The present study sought to further contribute to the literature by examining the difference in the APOE є4 status between AD patients and healthy controls. As one of the risk factors for AD, APOE є4 can form deposits in neuritic plaques and neurofibrillary tangles; it thus augments the effect of other factors promoting disease progression (Michaelson 2014). It was reported that APOE є4 may account for approximately 50% or more of the late onset Alzheimer’s disease cases in the USA. Nevertheless, we did not find any significant differences between APOE є4 carriers and non-carriers. Our results were in accordance with those reported by Tomoyuki Ohara et al., which showed no significant association between PICALM and APOE ε4 carrier status (p = 0.68) (Ohara et al. 2012).

Compared to prior studies, our meta-analysis made use of a more comprehensive collection of references; we enrolled investigations from not only the Alzgene database, but also recently published studies and theses. The present study thus performed a thorough analysis of the relationship between the rs3851179 polymorphism and AD in the Caucasian and Asian population; our findings provide new support for the GWAS results of Harold et al. We also add to the literature by having used the obtained data to evaluate of the association of APOE ε4 with AD and the rs3851179 polymorphism. Upon selecting eligible studies, a methodological quality assessment was conducted; all studies were of acceptable quality.

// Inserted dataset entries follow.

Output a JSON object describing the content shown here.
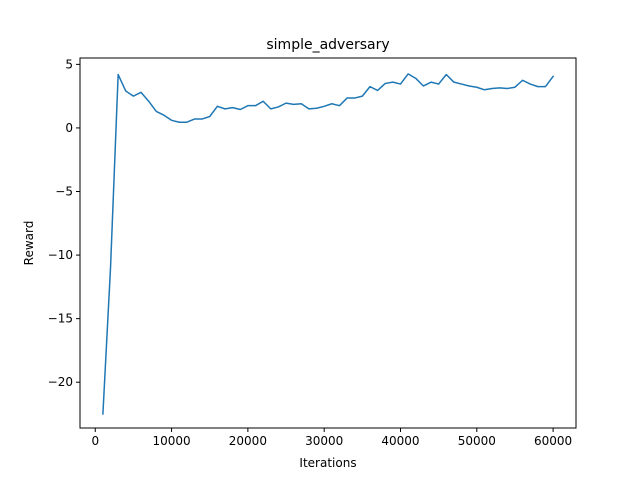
{
  "chart_data": {
    "type": "line",
    "title": "simple_adversary",
    "xlabel": "Iterations",
    "ylabel": "Reward",
    "xlim": [
      -2000,
      63000
    ],
    "ylim": [
      -23.6,
      5.5
    ],
    "xticks": [
      0,
      10000,
      20000,
      30000,
      40000,
      50000,
      60000
    ],
    "xtick_labels": [
      "0",
      "10000",
      "20000",
      "30000",
      "40000",
      "50000",
      "60000"
    ],
    "yticks": [
      5,
      0,
      -5,
      -10,
      -15,
      -20
    ],
    "ytick_labels": [
      "5",
      "0",
      "−5",
      "−10",
      "−15",
      "−20"
    ],
    "grid": false,
    "line_color": "#1f77b4",
    "series": [
      {
        "x": [
          1000,
          2000,
          3000,
          4000,
          5000,
          6000,
          7000,
          8000,
          9000,
          10000,
          11000,
          12000,
          13000,
          14000,
          15000,
          16000,
          17000,
          18000,
          19000,
          20000,
          21000,
          22000,
          23000,
          24000,
          25000,
          26000,
          27000,
          28000,
          29000,
          30000,
          31000,
          32000,
          33000,
          34000,
          35000,
          36000,
          37000,
          38000,
          39000,
          40000,
          41000,
          42000,
          43000,
          44000,
          45000,
          46000,
          47000,
          48000,
          49000,
          50000,
          51000,
          52000,
          53000,
          54000,
          55000,
          56000,
          57000,
          58000,
          59000,
          60000
        ],
        "values": [
          -22.5,
          -11.0,
          4.2,
          2.9,
          2.5,
          2.8,
          2.1,
          1.3,
          1.0,
          0.6,
          0.45,
          0.45,
          0.7,
          0.7,
          0.9,
          1.7,
          1.5,
          1.6,
          1.45,
          1.75,
          1.75,
          2.1,
          1.5,
          1.65,
          1.95,
          1.85,
          1.9,
          1.5,
          1.55,
          1.7,
          1.9,
          1.75,
          2.35,
          2.35,
          2.5,
          3.25,
          2.95,
          3.5,
          3.6,
          3.45,
          4.25,
          3.9,
          3.3,
          3.6,
          3.45,
          4.2,
          3.6,
          3.45,
          3.3,
          3.2,
          3.0,
          3.1,
          3.15,
          3.1,
          3.2,
          3.75,
          3.45,
          3.25,
          3.25,
          4.05
        ]
      }
    ]
  }
}
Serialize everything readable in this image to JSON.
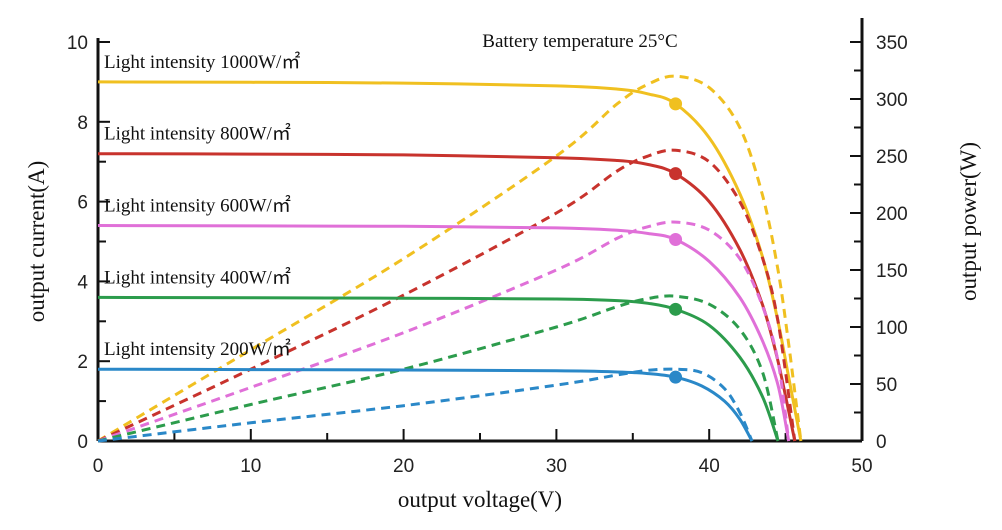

Due to potential limitations of the present meta-analysis, however, results from this study should be interpreted with caution. Specifically, there were no unified detection methods: serious heterogeneity was observed even in our subgroup analyses, possibly accounting for the negative results. Further, publication bias – though none was detected – or other confounding factors may have further distorted the meta-analysis. Our investigation into the association between PICALM rs3851179 polymorphisms and APOE є4 status featured another limitation: insufficient data precluded a comprehensive meta-analysis. Small sample sizes in each study may underlie the failure to achieve statistical significance.

Conclusion

In conclusion, the results of this meta-analysis suggest that the PICALM rs3851179 polymorphism is associated with the susceptibility to AD among Asians and Caucasians. However, as confounding factors may exist, our results were not consistent with several prior case-control studies. Future research should analyze larger populations with different ethnicities and prioritize data including APOE є4 status in order to explore the broader role that polymorphisms play in the pathogenesis of AD.